Decades after the Aids pandemic began, game-changing drugs restored some peace of mind. Now monkeypox puts that progress at risk
Last week, I went to my doctor’s office for a long-scheduled sexually transmitted infection checkup, and started to cry a few minutes into my appointment.
Like many gay men, I am on a daily drug called pre-exposure prophylaxis, or PrEP, which prevents me from becoming infected by HIV, even if I were to have sex without a condom or use injection drugs. At 44 years old, I am of the generation who knew about Aids before we even knew about sex; from childhood, I conflated sexuality and fear. PrEP was a gamechanger in taking that fear away.
But last week, HIV was not much on my mind, and almost as soon as the physician’s assistant closed the door, I burst into tears.
From childhood, I conflated sexuality and fear
My doctor’s office is staffed almost entirely by gay people seeing gay patients, and the PA, like everyone there, was very kind. I told him that I hadn’t had much sex lately because I was concerned about monkeypox. Even though I had no fever, and even though I often get heat rash in the summer, I was terrified that some skin bumps could be monkeypox.
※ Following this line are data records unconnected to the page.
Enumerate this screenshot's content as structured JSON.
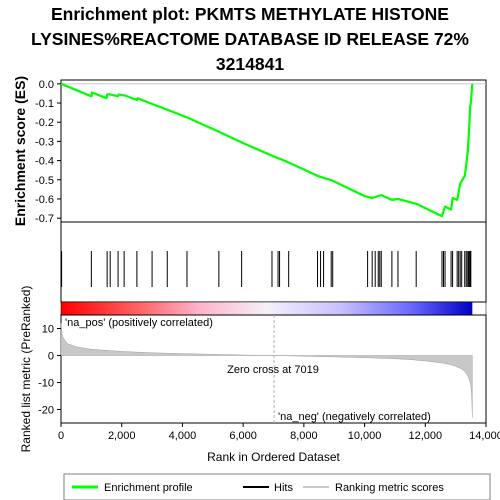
{
  "title_lines": [
    "Enrichment plot: PKMTS METHYLATE HISTONE",
    "LYSINES%REACTOME DATABASE ID RELEASE 72%",
    "3214841"
  ],
  "chart_data": {
    "type": "line",
    "ylabel_top": "Enrichment score (ES)",
    "ylabel_bottom": "Ranked list metric (PreRanked)",
    "xlabel": "Rank in Ordered Dataset",
    "xlim": [
      0,
      14000
    ],
    "es_ylim": [
      -0.72,
      0.02
    ],
    "es_yticks": [
      0.0,
      -0.1,
      -0.2,
      -0.3,
      -0.4,
      -0.5,
      -0.6,
      -0.7
    ],
    "es_ytick_labels": [
      "0.0",
      "-0.1",
      "-0.2",
      "-0.3",
      "-0.4",
      "-0.5",
      "-0.6",
      "-0.7"
    ],
    "metric_ylim": [
      -25,
      15
    ],
    "metric_yticks": [
      10,
      0,
      -10,
      -20
    ],
    "metric_ytick_labels": [
      "10",
      "0",
      "-10",
      "-20"
    ],
    "xticks": [
      0,
      2000,
      4000,
      6000,
      8000,
      10000,
      12000,
      14000
    ],
    "xtick_labels": [
      "0",
      "2,000",
      "4,000",
      "6,000",
      "8,000",
      "10,000",
      "12,000",
      "14,000"
    ],
    "n_genes": 13550,
    "zero_cross": 7019,
    "zero_cross_label": "Zero cross at 7019",
    "pos_label": "'na_pos' (positively correlated)",
    "neg_label": "'na_neg' (negatively correlated)",
    "hits": [
      20,
      1000,
      1520,
      1620,
      1880,
      2080,
      2500,
      3000,
      3500,
      4150,
      5200,
      5950,
      6950,
      7150,
      7200,
      7500,
      8450,
      8550,
      8650,
      8900,
      8950,
      10100,
      10250,
      10350,
      10450,
      10500,
      10550,
      10900,
      11100,
      11700,
      12550,
      12600,
      12650,
      12850,
      12900,
      13050,
      13100,
      13150,
      13200,
      13300,
      13350,
      13400,
      13420,
      13450,
      13480,
      13500
    ],
    "es_curve": {
      "x": [
        0,
        1000,
        1020,
        1500,
        1520,
        1620,
        1880,
        1900,
        2080,
        2100,
        2500,
        2520,
        3000,
        3500,
        4150,
        5200,
        5950,
        6950,
        7200,
        7500,
        8450,
        8950,
        10000,
        10250,
        10550,
        10900,
        11100,
        11700,
        12550,
        12650,
        12850,
        12900,
        13050,
        13150,
        13300,
        13350,
        13400,
        13450,
        13480,
        13500,
        13550
      ],
      "y": [
        0.0,
        -0.065,
        -0.045,
        -0.075,
        -0.055,
        -0.055,
        -0.065,
        -0.055,
        -0.06,
        -0.06,
        -0.085,
        -0.075,
        -0.105,
        -0.135,
        -0.175,
        -0.25,
        -0.305,
        -0.375,
        -0.39,
        -0.41,
        -0.48,
        -0.505,
        -0.585,
        -0.595,
        -0.58,
        -0.605,
        -0.6,
        -0.625,
        -0.69,
        -0.64,
        -0.655,
        -0.595,
        -0.605,
        -0.52,
        -0.48,
        -0.42,
        -0.35,
        -0.22,
        -0.12,
        -0.1,
        0.0
      ]
    },
    "metric_curve": {
      "x": [
        0,
        50,
        200,
        500,
        1000,
        2000,
        3000,
        4000,
        5000,
        6000,
        7019,
        8000,
        9000,
        10000,
        11000,
        11500,
        12000,
        12500,
        12800,
        13000,
        13200,
        13300,
        13400,
        13450,
        13500,
        13530,
        13550
      ],
      "y": [
        12,
        7,
        4.5,
        3.2,
        2.3,
        1.5,
        1.0,
        0.7,
        0.45,
        0.2,
        0,
        -0.25,
        -0.5,
        -0.8,
        -1.2,
        -1.5,
        -2.0,
        -2.7,
        -3.3,
        -4.0,
        -5.0,
        -6.0,
        -7.5,
        -9.0,
        -11.0,
        -15.0,
        -23.0
      ]
    },
    "colors": {
      "es_line": "#00ff00",
      "hit": "#000000",
      "metric_fill": "#c8c8c8",
      "zero_line": "#b0b0b0",
      "pos_label": "#ff0000",
      "neg_label": "#0000ff",
      "bar_red": "#ff0000",
      "bar_blue": "#0000ff"
    },
    "legend": {
      "placement": "bottom",
      "entries": [
        {
          "label": "Enrichment profile",
          "color": "#00ff00",
          "style": "line"
        },
        {
          "label": "Hits",
          "color": "#000000",
          "style": "line"
        },
        {
          "label": "Ranking metric scores",
          "color": "#c8c8c8",
          "style": "line"
        }
      ]
    }
  }
}
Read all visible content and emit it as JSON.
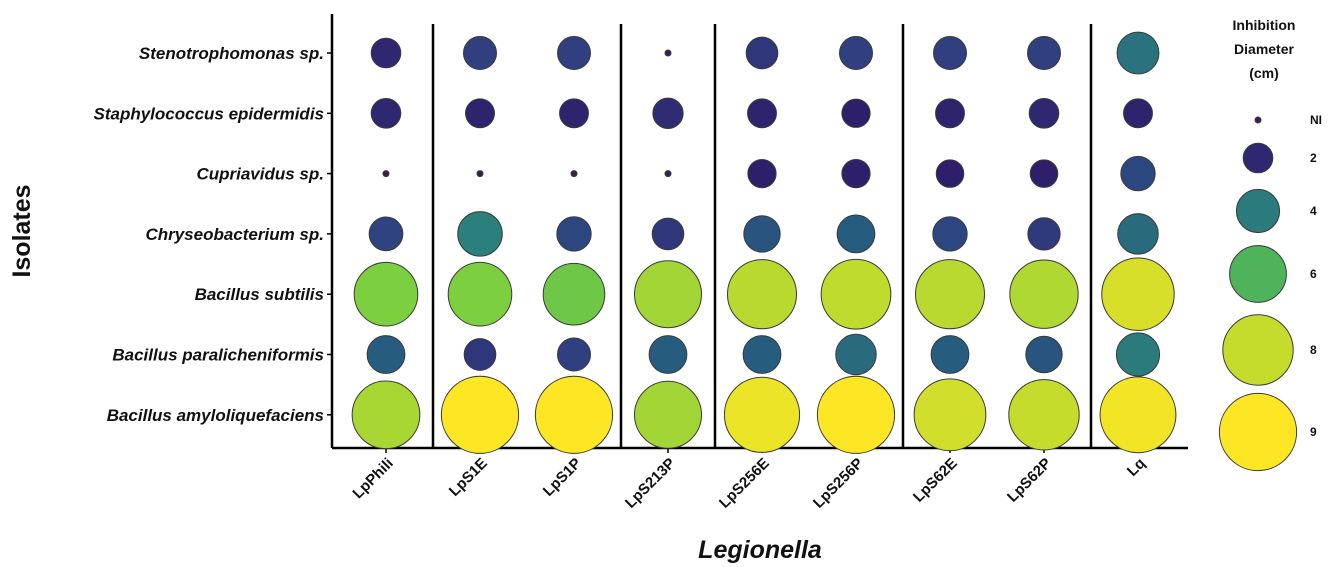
{
  "chart_data": {
    "type": "bubble",
    "xlabel": "Legionella",
    "ylabel": "Isolates",
    "x_categories": [
      "LpPhili",
      "LpS1E",
      "LpS1P",
      "LpS213P",
      "LpS256E",
      "LpS256P",
      "LpS62E",
      "LpS62P",
      "Lq"
    ],
    "y_categories": [
      "Stenotrophomonas sp.",
      "Staphylococcus epidermidis",
      "Cupriavidus sp.",
      "Chryseobacterium sp.",
      "Bacillus subtilis",
      "Bacillus paralicheniformis",
      "Bacillus amyloliquefaciens"
    ],
    "values": [
      [
        2.0,
        2.5,
        2.5,
        0,
        2.3,
        2.5,
        2.5,
        2.5,
        3.8
      ],
      [
        2.0,
        1.9,
        1.9,
        2.1,
        1.9,
        1.8,
        1.9,
        2.0,
        1.9
      ],
      [
        0,
        0,
        0,
        0,
        1.8,
        1.8,
        1.7,
        1.7,
        2.7
      ],
      [
        2.6,
        4.2,
        2.7,
        2.3,
        3.0,
        3.2,
        2.7,
        2.4,
        3.6
      ],
      [
        7.0,
        7.0,
        6.7,
        7.5,
        7.8,
        7.9,
        7.8,
        7.7,
        8.3
      ],
      [
        3.2,
        2.3,
        2.5,
        3.2,
        3.2,
        3.6,
        3.2,
        3.0,
        4.0
      ],
      [
        7.6,
        9.0,
        9.0,
        7.5,
        8.7,
        9.0,
        8.2,
        8.0,
        8.8
      ]
    ],
    "zero_label": "NI",
    "legend": {
      "title_lines": [
        "Inhibition",
        "Diameter",
        "(cm)"
      ],
      "labels": [
        "NI",
        "2",
        "4",
        "6",
        "8",
        "9"
      ],
      "values": [
        0,
        2,
        4,
        6,
        8,
        9
      ],
      "placement": "right"
    },
    "separators_after": [
      "LpPhili",
      "LpS1P",
      "LpS213P",
      "LpS256P",
      "LpS62P"
    ],
    "colormap": "viridis",
    "colors": {
      "NI": "#3b1c56",
      "2": "#2e2f78",
      "4": "#2b7a7c",
      "6": "#4fb35b",
      "8": "#c6dc2c",
      "9": "#fde725"
    },
    "grid": false
  }
}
Because he was so nice, I blabbered on that I would never tell anyone else to feel bad if they contracted any infection. But my book was coming out the following week, and it was about viruses, and what if I had to cancel my launch because I had contracted a virus?
The PA very sweetly talked me through my feelings and told me that while he didn’t think I had monkeypox, we could do a test if I wanted. He also kindly, but very firmly, told me not to feel bad about feeling bad.